The left-leaning nonprofit journalism outfit ProPublica recently linked tax-preparation company Intuit to a grassroots campaign against return-free tax filing, but the company, which makes the popular TurboTax software, says it’s just looking out for taxpayers’ interests. If tax filing is essentially taken over by the IRS, taxpayers’ voices would be marginalized, Intuit says.
A series of similarly worded letters written by community leaders were sent to Congress over the last year in opposition to the idea of return-free tax filing, which essentially means the IRS would fill out most taxpayers’ forms for them and inform them of their tax liability. And Emily Pflaster, who works for PR and lobbying firm JCI Worldwide, asked Rabbi Elliot Dorff, for instance, to write an op-ed in the Jewish Journal on the topic.
Intuit, the market for whose software would shrink significantly if return-free tax filing passed, calls ProPublica’s stories ”advocacy pieces” and “not objective reporting on an important public policy issue.”
“The strategy of return-free proponents is to make this about a company, rather than debating the merits of the issue,” Diane Carlini, of Intuit corporate communications, told National Review Online.
Intuit thinks the IRS Free-File Program is a better alternative for taxpayers than the return-free system, which they describe as a “tax bill-presentment system” that minimizes the taxpayers’ voice and maximizes revenue collection for government.

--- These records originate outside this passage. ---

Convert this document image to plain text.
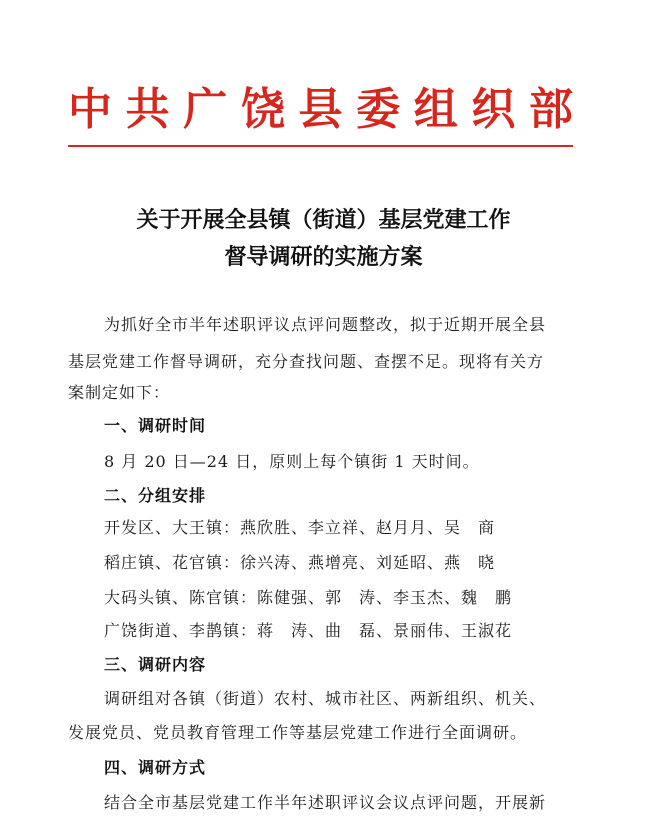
中 共 广 饶 县 委 组 织 部
关于开展全县镇（街道）基层党建工作
督导调研的实施方案
为抓好全市半年述职评议点评问题整改，拟于近期开展全县
基层党建工作督导调研，充分查找问题、查摆不足。现将有关方
案制定如下：
一、调研时间
8 月 20 日—24 日，原则上每个镇街 1 天时间。
二、分组安排
开发区、大王镇：燕欣胜、李立祥、赵月月、吴　商
稻庄镇、花官镇：徐兴涛、燕增亮、刘延昭、燕　晓
大码头镇、陈官镇：陈健强、郭　涛、李玉杰、魏　鹏
广饶街道、李鹊镇：蒋　涛、曲　磊、景丽伟、王淑花
三、调研内容
调研组对各镇（街道）农村、城市社区、两新组织、机关、
发展党员、党员教育管理工作等基层党建工作进行全面调研。
四、调研方式
结合全市基层党建工作半年述职评议会议点评问题，开展新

Federal lawmakers pushing the idea say it would allow millions of Americans to file their taxes in a few minutes and at no cost. Taxpayers would have to opt-in to return-free filing, they say.
“We work with many industry associations, community service organizations, public policy forums, and taxpayer advocacy and consumer groups to support common-sense tax simplification reform and taxpayer empowerment for the average American,” Carlini said.
Intuit also does open work with D.C. lobbyists on their initiatives.